Batchless Normalization: How to Normalize Activations Across Instances with Minimal Memory Requirements
Benjamin Berger, Victor Uc Cetina
TL;DR
Batchless Normalization replaces batch- statistic dependence with learned activation statistics by modeling activations as $\mathcal{N}(\mu,\sigma^2)$ and incorporating the corresponding negative log likelihood into the loss. It normalizes activations via $ a_{out} = (a_{in}-\mu)/\sigma \cdot \gamma + \beta $ with optional cross-channel sharing of $\mu$ and $\sigma$, and uses a stop-gradient mechanism to keep statistics learning decoupled from upstream gradients. A gauge term $g$ is subtracted from the gauged loss to align the objective with the true distribution, and initialization, migration, and implementation details are provided to support practical adoption. Experiments on synthetic data and CIFAR-10 indicate that Batchless Normalization achieves competitive convergence and greater stability at small batch sizes, suggesting memory and communication advantages without sacrificing performance, with potential to broaden access to large-model training on limited hardware.
Abstract
In training neural networks, batch normalization has many benefits, not all of them entirely understood. But it also has some drawbacks.
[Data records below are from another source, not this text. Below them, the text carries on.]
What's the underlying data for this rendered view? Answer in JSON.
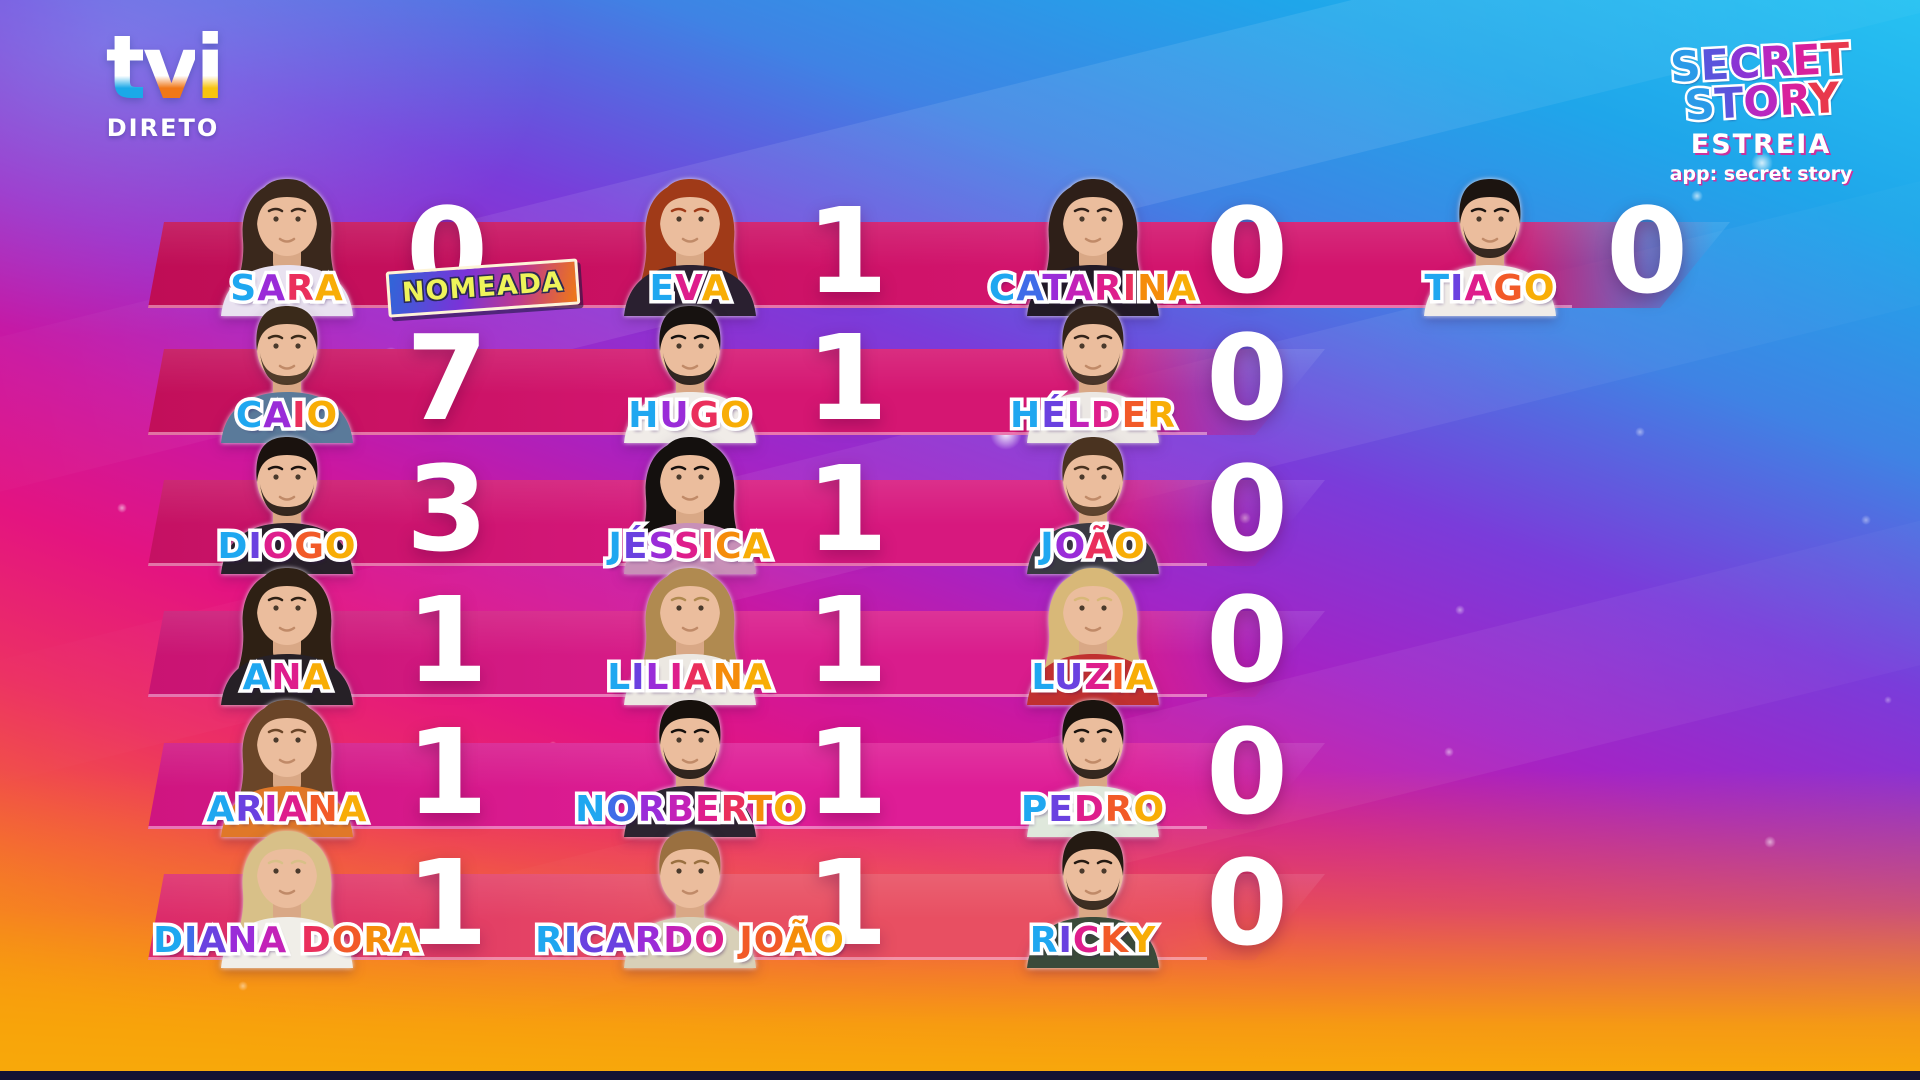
{
  "channel": {
    "logo_text": "tvi",
    "live_label": "DIRETO"
  },
  "show": {
    "title_line1": "SECRET",
    "title_line2": "STORY",
    "subtitle": "ESTREIA",
    "app_label": "app: secret story"
  },
  "colors": {
    "name_gradient": [
      "#1fa7f0",
      "#3f6ce8",
      "#6a41e0",
      "#9a2cd8",
      "#c322b8",
      "#de1e8c",
      "#ea2f5c",
      "#f25a28",
      "#f58c0a",
      "#f8ad06"
    ],
    "logo_gradient": [
      "#2a9ae8",
      "#5a54dc",
      "#8a35d4",
      "#b828c0",
      "#d8209c",
      "#e8384c"
    ],
    "tvi_dips": [
      "#1ba9e8",
      "#f07818",
      "#f8c410"
    ],
    "badge_text": "#eef45a",
    "vote_text": "#ffffff"
  },
  "rows": [
    {
      "cells": [
        {
          "name": "SARA",
          "votes": "0",
          "badge": "NOMEADA",
          "avatar": {
            "hair": "#3a281c",
            "long": true,
            "beard": false,
            "shirt": "#e9e2f0"
          }
        },
        {
          "name": "EVA",
          "votes": "1",
          "avatar": {
            "hair": "#a03a18",
            "long": true,
            "beard": false,
            "shirt": "#2a2030"
          }
        },
        {
          "name": "CATARINA",
          "votes": "0",
          "avatar": {
            "hair": "#2e1f18",
            "long": true,
            "beard": false,
            "shirt": "#221a26"
          }
        },
        {
          "name": "TIAGO",
          "votes": "0",
          "avatar": {
            "hair": "#1c1410",
            "long": false,
            "beard": true,
            "shirt": "#f0ece8"
          }
        }
      ]
    },
    {
      "cells": [
        {
          "name": "CAIO",
          "votes": "7",
          "avatar": {
            "hair": "#3a2a1a",
            "long": false,
            "beard": true,
            "shirt": "#5a7a9a"
          }
        },
        {
          "name": "HUGO",
          "votes": "1",
          "avatar": {
            "hair": "#171210",
            "long": false,
            "beard": true,
            "shirt": "#f0ece8"
          }
        },
        {
          "name": "HÉLDER",
          "votes": "0",
          "avatar": {
            "hair": "#33231a",
            "long": false,
            "beard": true,
            "shirt": "#ece8e4"
          }
        }
      ]
    },
    {
      "cells": [
        {
          "name": "DIOGO",
          "votes": "3",
          "avatar": {
            "hair": "#1a120e",
            "long": false,
            "beard": true,
            "shirt": "#28202a"
          }
        },
        {
          "name": "JÉSSICA",
          "votes": "1",
          "avatar": {
            "hair": "#14100e",
            "long": true,
            "beard": false,
            "shirt": "#c890b8"
          }
        },
        {
          "name": "JOÃO",
          "votes": "0",
          "avatar": {
            "hair": "#4a3320",
            "long": false,
            "beard": true,
            "shirt": "#3a3a42"
          }
        }
      ]
    },
    {
      "cells": [
        {
          "name": "ANA",
          "votes": "1",
          "avatar": {
            "hair": "#2e2014",
            "long": true,
            "beard": false,
            "shirt": "#262026"
          }
        },
        {
          "name": "LILIANA",
          "votes": "1",
          "avatar": {
            "hair": "#b08a50",
            "long": true,
            "beard": false,
            "shirt": "#ece8e2"
          }
        },
        {
          "name": "LUZIA",
          "votes": "0",
          "avatar": {
            "hair": "#d8b878",
            "long": true,
            "beard": false,
            "shirt": "#c03030"
          }
        }
      ]
    },
    {
      "cells": [
        {
          "name": "ARIANA",
          "votes": "1",
          "avatar": {
            "hair": "#6a4528",
            "long": true,
            "beard": false,
            "shirt": "#e07828"
          }
        },
        {
          "name": "NORBERTO",
          "votes": "1",
          "avatar": {
            "hair": "#16100c",
            "long": false,
            "beard": true,
            "shirt": "#2c2430"
          }
        },
        {
          "name": "PEDRO",
          "votes": "0",
          "avatar": {
            "hair": "#1a130e",
            "long": false,
            "beard": true,
            "shirt": "#dfe8dc"
          }
        }
      ]
    },
    {
      "cells": [
        {
          "name": "DIANA DORA",
          "votes": "1",
          "avatar": {
            "hair": "#d8c088",
            "long": true,
            "beard": false,
            "shirt": "#f0eee8"
          }
        },
        {
          "name": "RICARDO JOÃO",
          "votes": "1",
          "avatar": {
            "hair": "#9a7040",
            "long": false,
            "beard": false,
            "shirt": "#d8d0b8"
          }
        },
        {
          "name": "RICKY",
          "votes": "0",
          "avatar": {
            "hair": "#241a12",
            "long": false,
            "beard": true,
            "shirt": "#3a4a3a"
          }
        }
      ]
    }
  ]
}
Foremost is arguably memory consumption, as computing the batch statistics requires all instances within the batch to be processed simultaneously, whereas without batch normalization it would be possible to process them one by one while accumulating the weight gradients. Another drawback is that that distribution parameters (mean and standard deviation) are unlike all other model parameters in that they are not trained using gradient descent but require special treatment, complicating implementation. In this paper, I show a simple and straightforward way to address these issues. The idea, in short, is to add terms to the loss that, for each activation, cause the minimization of the negative log likelihood of a Gaussian distribution that is used to normalize the activation. Among other benefits, this will hopefully contribute to the democratization of AI research by means of lowering the hardware requirements for training larger models.